A high performance micro-pressure sensor based on a double-ended quartz tuning fork and silicon diaphragm in atmospheric packaging

Abstract

A resonant micro-pressure sensor based on a double-ended quartz tuning fork (DEQTF) and bossed silicon diaphragm in atmospheric packaging is presented. To achieve vacuum-free packaging with a high quality factor, the DEQTF is designed to resonate in an anti-phase vibration mode in a plane that is under the effect of slide-film damping. The feasibility is demonstrated by theoretical analysis and a finite element simulation.

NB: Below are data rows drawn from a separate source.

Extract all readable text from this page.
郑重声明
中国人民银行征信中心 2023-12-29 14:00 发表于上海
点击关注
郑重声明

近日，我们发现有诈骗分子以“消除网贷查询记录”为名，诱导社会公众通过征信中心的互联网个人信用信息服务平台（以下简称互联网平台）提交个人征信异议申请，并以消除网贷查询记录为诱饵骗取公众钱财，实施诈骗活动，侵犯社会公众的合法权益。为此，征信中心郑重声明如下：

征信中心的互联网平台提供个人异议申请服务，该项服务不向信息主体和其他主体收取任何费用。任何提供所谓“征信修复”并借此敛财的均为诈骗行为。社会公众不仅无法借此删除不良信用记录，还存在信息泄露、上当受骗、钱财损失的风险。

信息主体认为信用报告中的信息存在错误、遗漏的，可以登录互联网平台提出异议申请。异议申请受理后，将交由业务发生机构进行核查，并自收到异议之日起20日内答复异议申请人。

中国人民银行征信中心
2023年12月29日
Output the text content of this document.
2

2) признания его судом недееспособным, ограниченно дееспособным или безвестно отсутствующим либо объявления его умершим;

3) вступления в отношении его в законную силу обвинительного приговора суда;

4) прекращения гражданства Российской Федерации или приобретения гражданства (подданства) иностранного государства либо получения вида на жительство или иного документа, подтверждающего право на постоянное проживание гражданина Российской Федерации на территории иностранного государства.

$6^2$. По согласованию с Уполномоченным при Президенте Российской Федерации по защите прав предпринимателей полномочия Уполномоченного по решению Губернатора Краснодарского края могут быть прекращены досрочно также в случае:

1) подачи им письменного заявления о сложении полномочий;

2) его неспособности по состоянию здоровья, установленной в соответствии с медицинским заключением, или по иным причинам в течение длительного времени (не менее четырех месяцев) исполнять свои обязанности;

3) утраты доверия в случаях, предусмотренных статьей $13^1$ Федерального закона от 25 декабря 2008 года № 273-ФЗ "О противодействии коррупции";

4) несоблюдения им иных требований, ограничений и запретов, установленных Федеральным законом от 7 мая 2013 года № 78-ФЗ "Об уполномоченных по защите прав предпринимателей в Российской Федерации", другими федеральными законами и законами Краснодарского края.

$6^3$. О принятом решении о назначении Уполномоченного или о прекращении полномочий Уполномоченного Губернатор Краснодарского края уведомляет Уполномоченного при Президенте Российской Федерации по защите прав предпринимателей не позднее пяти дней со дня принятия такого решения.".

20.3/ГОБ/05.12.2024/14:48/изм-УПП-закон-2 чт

The dimensions of the DEQTF and diaphragm are optimized in accordance with the principles of improving sensitivity and minimizing energy dissipation. The sensor chip is fabricated using quartz and silicon micromachining technologies, and simply packaged in a stainless steel shell with standard atmosphere. The experimental setup is established for the calibration, where an additional sensor prototype without a pressure port is introduced as a frequency reference. By detecting the frequency difference of the tested sensor and reference sensor, the influences of environmental factors such as temperature and shocks on measuring accuracy are eliminated effectively. Under the action of a self-excitation circuit, static performance is obtained. The sensitivity of the sensor is 299 kHz kPa−1 in the operating range of 0–10 kPa at room temperature. Testing results shows a nonlinearity of 0.0278%FS, a hysteresis of 0.0207%FS and a repeatability of 0.0375%FS. The results indicate that the proposed sensor has favorable features, which provides a cost-effective and high-performance approach for low pressure measurement.